Alex Caruso

Bulls 2023-24 season player profiles: Alex Caruso

Guard improved 3-point shooting while remaining elite on defense

NBC Universal, Inc.

Presented by Nationwide Insurance Agent Jeff Vukovich

NBC Sports Chicago is publishing a series of player profiles on the main rotational players for the Chicago Bulls, both reviewing their 2023-24 season and assessing what’s ahead.

Next up: Alex Caruso

Previous profiles: DeMar DeRozan

Zach LaVine

Coby White

Nikola Vučević

2023-24 statistics

71 games, 28.7 minutes per game. 10.1 points per game, 3.8 rebounds per game, 3.5 assists per game, 1.7 steals per game, 1 block per game. 46.8% FG, 40.8% 3PT on 4.7 attempts per game, 61.3% True Shooting.

Contract status

Caruso enters the final year of his four-year, $36.98 million contract. His final-year salary of $9.89 million becomes fully guaranteed on June 30.

Season review

Early last season, Caruso detailed his approach to last offseason, essentially asking himself: How can I most help to improve the team? Given that Caruso was coming off his first selection to the first-team All-Defense, Caruso reached an easy conclusion: Be more selfish offensively and let it fly more from 3-point range.

Not only did Caruso launch a career-high volume of 4.7 attempts per game, he shot over 40 percent from 3-point range for the second time and first with at least 26 games played. Caruso’s steady shooting produced some massive late-game shots and helped him average in double-figured scoring for the first time in his career.

Add to that another stellar defensive season and it’s easy to determine why rival teams keep calling the Bulls about Caruso’s availability.

Caruso was the only player in the league this season with at least 130 made 3-pointers, 100 steals and 60 blocks---and first to achieve those milestones in the same season since Robert Covington in 2020-21. He also was the only NBA player this season to post at least 120 steals and 70 blocks, both career-highs.

Caruso led the NBA in deflections per game, finished second in total deflections, third in steals and seventh in loose balls recovered and 3-point shots contested.

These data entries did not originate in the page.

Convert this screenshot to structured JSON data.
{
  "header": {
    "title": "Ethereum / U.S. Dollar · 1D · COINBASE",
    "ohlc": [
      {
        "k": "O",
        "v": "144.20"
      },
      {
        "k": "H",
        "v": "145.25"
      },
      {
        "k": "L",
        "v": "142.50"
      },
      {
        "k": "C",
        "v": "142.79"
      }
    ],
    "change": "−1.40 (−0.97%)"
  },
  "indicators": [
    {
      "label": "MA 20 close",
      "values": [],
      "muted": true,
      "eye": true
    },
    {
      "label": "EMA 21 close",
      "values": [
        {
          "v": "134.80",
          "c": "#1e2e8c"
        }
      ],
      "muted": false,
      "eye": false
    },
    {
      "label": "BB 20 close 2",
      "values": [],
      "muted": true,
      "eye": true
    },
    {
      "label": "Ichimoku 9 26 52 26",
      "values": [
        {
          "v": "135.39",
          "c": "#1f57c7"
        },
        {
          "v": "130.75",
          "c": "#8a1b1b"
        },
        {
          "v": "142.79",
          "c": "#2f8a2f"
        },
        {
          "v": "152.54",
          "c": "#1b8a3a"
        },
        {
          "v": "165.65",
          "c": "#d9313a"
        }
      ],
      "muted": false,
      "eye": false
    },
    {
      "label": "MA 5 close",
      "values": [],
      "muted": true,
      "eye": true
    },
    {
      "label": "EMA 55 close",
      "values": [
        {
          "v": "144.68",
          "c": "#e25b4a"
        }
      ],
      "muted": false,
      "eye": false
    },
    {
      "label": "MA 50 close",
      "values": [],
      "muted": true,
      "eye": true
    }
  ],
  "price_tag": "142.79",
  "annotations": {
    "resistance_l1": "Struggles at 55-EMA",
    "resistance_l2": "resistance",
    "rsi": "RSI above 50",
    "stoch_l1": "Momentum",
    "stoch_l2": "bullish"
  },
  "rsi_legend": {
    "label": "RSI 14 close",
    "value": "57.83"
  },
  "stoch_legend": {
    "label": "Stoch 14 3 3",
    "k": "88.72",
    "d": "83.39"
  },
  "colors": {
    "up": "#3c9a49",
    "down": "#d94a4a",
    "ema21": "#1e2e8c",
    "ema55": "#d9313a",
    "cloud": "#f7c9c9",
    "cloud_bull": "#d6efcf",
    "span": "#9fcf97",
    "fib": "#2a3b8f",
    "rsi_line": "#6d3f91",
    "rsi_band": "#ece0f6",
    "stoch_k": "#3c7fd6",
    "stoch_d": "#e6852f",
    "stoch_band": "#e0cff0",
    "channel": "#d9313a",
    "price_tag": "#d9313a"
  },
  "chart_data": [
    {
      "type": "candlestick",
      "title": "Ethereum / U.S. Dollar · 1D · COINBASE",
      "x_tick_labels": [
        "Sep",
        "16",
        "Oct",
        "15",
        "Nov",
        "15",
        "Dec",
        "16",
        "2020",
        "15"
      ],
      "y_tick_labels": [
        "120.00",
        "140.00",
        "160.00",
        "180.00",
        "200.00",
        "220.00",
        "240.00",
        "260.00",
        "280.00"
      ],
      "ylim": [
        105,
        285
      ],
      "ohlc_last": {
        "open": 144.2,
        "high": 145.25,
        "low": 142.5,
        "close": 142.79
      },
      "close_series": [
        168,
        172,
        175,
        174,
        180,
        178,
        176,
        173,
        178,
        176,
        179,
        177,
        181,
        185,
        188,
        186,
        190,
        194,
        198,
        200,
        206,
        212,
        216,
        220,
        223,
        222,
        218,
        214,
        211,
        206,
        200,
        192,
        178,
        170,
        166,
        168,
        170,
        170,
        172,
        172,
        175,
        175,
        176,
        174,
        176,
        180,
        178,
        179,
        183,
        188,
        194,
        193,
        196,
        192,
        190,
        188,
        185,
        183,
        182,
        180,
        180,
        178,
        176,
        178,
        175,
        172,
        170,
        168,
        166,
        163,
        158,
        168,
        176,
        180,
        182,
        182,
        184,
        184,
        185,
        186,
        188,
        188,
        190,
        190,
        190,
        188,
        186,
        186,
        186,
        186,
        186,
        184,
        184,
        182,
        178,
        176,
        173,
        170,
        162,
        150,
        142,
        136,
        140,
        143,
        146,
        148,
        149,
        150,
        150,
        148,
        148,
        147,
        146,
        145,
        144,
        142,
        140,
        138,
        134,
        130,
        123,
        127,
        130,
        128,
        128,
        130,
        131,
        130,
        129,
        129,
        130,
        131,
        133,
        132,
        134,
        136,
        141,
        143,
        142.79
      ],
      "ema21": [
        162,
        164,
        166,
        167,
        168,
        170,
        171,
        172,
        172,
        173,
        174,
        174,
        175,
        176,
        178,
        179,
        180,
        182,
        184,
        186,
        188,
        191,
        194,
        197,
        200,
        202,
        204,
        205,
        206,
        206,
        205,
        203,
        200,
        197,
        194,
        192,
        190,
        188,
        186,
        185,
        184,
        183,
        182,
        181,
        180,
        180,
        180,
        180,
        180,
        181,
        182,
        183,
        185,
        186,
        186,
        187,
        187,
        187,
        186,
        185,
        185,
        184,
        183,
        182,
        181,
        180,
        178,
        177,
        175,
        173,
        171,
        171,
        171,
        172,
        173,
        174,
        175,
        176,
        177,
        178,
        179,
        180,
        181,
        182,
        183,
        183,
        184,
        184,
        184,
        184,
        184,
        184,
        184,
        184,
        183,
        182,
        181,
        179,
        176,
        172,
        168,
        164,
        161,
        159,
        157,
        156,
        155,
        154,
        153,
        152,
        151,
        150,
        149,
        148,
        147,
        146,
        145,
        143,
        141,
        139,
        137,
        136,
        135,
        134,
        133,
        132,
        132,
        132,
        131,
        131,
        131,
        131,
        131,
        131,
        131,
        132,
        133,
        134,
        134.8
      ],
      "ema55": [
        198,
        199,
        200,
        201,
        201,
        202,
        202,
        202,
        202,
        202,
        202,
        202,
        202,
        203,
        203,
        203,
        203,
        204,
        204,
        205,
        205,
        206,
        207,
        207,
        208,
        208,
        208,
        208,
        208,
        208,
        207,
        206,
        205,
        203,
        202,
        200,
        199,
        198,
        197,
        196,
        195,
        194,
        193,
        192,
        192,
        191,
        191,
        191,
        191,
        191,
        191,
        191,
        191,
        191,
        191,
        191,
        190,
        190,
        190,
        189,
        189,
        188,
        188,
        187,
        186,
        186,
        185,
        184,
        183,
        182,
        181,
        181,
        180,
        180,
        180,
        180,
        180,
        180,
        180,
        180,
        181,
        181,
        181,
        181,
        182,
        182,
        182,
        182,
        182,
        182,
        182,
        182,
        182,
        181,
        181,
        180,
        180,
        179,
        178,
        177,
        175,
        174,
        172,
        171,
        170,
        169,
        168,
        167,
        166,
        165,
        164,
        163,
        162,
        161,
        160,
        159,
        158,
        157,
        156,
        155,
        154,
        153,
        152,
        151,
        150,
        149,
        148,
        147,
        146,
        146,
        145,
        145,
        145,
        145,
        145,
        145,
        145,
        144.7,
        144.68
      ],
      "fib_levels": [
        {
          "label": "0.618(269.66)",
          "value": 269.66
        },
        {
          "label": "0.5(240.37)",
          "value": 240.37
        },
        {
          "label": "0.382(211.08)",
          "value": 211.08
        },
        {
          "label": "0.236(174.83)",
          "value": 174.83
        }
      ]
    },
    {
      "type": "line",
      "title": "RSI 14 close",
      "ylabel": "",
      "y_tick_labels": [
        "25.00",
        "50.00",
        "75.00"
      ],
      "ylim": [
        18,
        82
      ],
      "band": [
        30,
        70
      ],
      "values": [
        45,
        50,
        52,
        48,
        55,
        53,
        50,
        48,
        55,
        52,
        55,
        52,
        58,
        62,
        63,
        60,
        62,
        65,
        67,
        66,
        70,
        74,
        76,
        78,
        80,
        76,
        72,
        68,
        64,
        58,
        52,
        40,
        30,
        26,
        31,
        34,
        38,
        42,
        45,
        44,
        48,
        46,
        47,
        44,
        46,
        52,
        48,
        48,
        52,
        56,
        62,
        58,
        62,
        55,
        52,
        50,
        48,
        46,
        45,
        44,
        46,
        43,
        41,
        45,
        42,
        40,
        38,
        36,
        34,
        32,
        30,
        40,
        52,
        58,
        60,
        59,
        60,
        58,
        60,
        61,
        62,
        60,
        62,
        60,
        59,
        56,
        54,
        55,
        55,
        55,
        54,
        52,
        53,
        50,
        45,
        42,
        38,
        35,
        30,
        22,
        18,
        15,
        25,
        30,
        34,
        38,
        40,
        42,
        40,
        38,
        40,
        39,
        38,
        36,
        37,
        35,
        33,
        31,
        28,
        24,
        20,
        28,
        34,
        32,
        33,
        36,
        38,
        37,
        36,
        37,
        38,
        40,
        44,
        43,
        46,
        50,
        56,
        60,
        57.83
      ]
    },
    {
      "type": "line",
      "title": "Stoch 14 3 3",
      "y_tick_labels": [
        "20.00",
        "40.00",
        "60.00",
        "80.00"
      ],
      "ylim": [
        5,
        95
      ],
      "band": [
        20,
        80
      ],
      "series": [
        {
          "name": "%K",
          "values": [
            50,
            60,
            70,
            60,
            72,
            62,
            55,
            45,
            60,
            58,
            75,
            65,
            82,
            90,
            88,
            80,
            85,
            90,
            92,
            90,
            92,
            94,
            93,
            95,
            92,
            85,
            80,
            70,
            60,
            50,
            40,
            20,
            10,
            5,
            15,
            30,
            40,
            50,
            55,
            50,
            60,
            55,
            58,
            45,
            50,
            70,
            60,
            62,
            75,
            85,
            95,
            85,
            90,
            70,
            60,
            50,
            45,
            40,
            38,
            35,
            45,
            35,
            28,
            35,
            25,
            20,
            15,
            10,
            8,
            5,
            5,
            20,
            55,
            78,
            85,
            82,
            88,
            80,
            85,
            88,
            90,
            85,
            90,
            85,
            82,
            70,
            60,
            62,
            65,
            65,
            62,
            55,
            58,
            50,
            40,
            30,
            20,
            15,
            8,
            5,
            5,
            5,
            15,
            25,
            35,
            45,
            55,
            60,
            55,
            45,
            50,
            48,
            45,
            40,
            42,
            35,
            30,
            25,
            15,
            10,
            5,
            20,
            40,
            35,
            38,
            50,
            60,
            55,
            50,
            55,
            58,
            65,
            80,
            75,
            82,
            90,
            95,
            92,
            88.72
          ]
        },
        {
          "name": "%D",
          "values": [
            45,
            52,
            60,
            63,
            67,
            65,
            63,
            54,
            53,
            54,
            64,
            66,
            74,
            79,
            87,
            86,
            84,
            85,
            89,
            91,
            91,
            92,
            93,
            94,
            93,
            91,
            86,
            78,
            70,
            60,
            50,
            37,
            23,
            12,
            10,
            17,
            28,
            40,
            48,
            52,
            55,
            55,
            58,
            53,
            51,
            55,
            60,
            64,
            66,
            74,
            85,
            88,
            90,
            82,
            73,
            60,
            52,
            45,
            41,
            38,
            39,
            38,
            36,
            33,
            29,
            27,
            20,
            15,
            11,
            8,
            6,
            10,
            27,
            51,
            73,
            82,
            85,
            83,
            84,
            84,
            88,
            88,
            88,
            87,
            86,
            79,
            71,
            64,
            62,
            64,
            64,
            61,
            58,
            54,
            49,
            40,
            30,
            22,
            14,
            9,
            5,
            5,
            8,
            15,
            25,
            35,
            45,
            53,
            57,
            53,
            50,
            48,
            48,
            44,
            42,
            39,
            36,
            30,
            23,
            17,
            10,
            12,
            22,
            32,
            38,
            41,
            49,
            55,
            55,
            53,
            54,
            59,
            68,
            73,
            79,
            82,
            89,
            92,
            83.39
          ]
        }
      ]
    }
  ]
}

He also drew 12 charges and already has won the NBA’s Hustle Award en route to likely another All-Defensive team selection.

But Caruso’s biggest jump came on offense, just like he planned it.

A look ahead

Caruso is on one of the league’s best value contracts. In fact, his 2024-25 salary is only guaranteed for $3 million until the Bulls obviously fully guarantee it on or before June 30.

But that speaks to how much his value has jumped over the life of the deal. In its original structure, the Bulls negotiated that wiggle room in case they wanted to waive him or include him in a trade package as part of a larger deal that the other team could then waive for cost savings.

Instead, teams now routinely call the Bulls to inquire about Caruso’s availability; the Golden State Warriors have been consistent suitors for two seasons.

Caruso is extension-eligible this offseason. Obviously, the Bulls don’t have to extend him. But it will be intriguing to see how they handle his situation moving forward. Do they identify him as a core piece and try to extend him now? Do they keep him on this value deal and finally maximize one of their best assets as they try to extract themselves from mediocrity?

Caruso, who turned 30 in February, won’t change his hellbent playing style as he ages. It’s the only way he knows how to play. He has averaged 69 games over the past two seasons as he and the training staff have created a solid maintenance plan.

In many ways, Caruso embodies the type of culture that management wants to create, which is why it has rebuffed offers for him in the past.